Europawahl-Wahlbeisitzer


Die in der Stadt Moringen vertretenen Parteien und Wählergruppen werden hiermit aufgefordert, bis zum 04.03.2024  Wahlberechtigte als Beisitzer/innen für die Wahlvorstände vorzuschlagen.

Die Beisitzer/innen sollen möglichst in dem Wahlbezirk wohnen, für den der Wahlvorstand gebildet wird.

Für die am 09.06.2024 stattfindende Europawahl werden im Gebiet die Stadt Moringen 11 Wahlbezirke eigerichtet. 

Nach § 5 Abs. 3 des Europawahlgesetzes (EuWG)in Verbindung mit § 6 der Europawahlordnung (EuWO),jeweils in den zurzeit gültigen Fassungen, hat die Stadt Moringen für jeden Wahlbezirk eine/n Wahlvorsteher/in und eine/n Stellvertreter/in zu ernennen sowie weitere 3 bis 7 Beisitzer/innen zu berufen.
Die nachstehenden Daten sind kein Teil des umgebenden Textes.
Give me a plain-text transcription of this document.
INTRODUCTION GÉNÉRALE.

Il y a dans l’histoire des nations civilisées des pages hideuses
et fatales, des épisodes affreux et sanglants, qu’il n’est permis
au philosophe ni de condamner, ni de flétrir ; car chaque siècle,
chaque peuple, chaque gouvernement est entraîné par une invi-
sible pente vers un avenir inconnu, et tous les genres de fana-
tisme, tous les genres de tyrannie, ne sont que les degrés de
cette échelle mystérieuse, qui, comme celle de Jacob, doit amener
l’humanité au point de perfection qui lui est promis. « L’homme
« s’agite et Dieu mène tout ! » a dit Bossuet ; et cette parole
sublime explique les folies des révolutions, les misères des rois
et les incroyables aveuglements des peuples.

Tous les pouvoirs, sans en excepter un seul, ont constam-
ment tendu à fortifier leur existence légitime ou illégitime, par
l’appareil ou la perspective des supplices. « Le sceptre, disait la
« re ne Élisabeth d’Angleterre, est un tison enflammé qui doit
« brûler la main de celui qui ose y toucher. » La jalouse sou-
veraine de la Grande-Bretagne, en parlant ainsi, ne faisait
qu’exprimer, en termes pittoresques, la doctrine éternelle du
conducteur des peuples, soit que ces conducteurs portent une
Bei der Berufung der Beisitzer/innen sind die in dem jeweiligen Bezirk vertretenen Parteien nach Möglichkeit zu berücksichtigen.

Dabei ist zu beachten, dass gem. § 4 EuWG in Verbindung mit den Vorschriften des Bundeswahlgesetzes, Wahlbewerber/innen, Vertrauenspersonen und stellvertretende Vertrauenspersonen für Wahlvorschläge nicht zu Mitgliedern eines Wahlorgans bestellt werden können. 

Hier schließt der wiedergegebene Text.